Growing up in Iowa City, Boese was familiar with her father’s workplace and his colleagues. She was a volunteer in the pediatrics unit and a baby sitter for the children of other ophthalmology physicians. She and her older sister, Sarah, were the patients in photos demonstrating examination techniques for textbook and website articles written by Alward.

“I would see him come home from work, and I could tell he just loved his job. He came home with a sense of reward,” Boese says. “It was clear he was passionate about his patients and what he did on a day-to-day basis.”

In college Boese studied abroad in rural Kenya, where she worked in an eye clinic. She was “awestruck” by cataract surgeries that helped patients regain their sight. When she entered the UI Carver College of Medicine, Boese originally set out to pursue pediatrics as a specialty, but a rotation in ophthalmology and feedback from her husband Brian Boese (11DPT) helped to change her mind.

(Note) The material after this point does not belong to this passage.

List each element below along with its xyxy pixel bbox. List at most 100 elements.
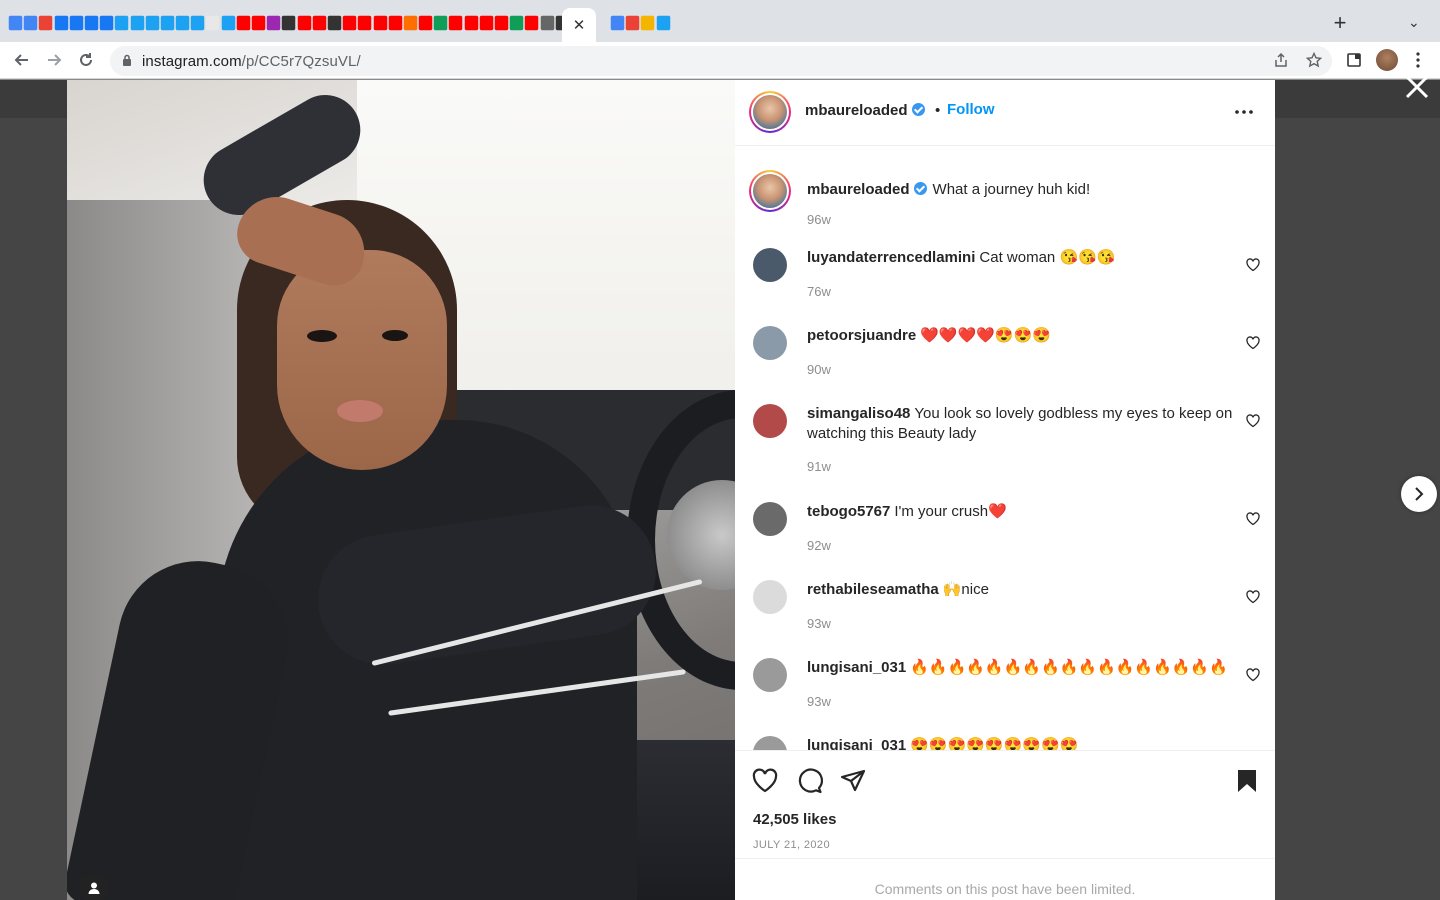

“I knew I was interested in ophthalmology, but my husband recognized I was much more excited after my ophthalmology rotation, since I came home talking all about it,” Boese says.

Following an ophthalmology residency at Oregon Health & Science University and a glaucoma fellowship at the University of Michigan, Boese joined her father at UI Hospitals & Clinics.

“Having been in the department for more than 30 years, it’s such a great place to develop a career,” Alward says. “It’s a testimony to how strongly I feel about this as a department, how fair people are, how decent everyone is to each other. We’re all rooting for each other’s success. I feel really good about Erin being a part of that.”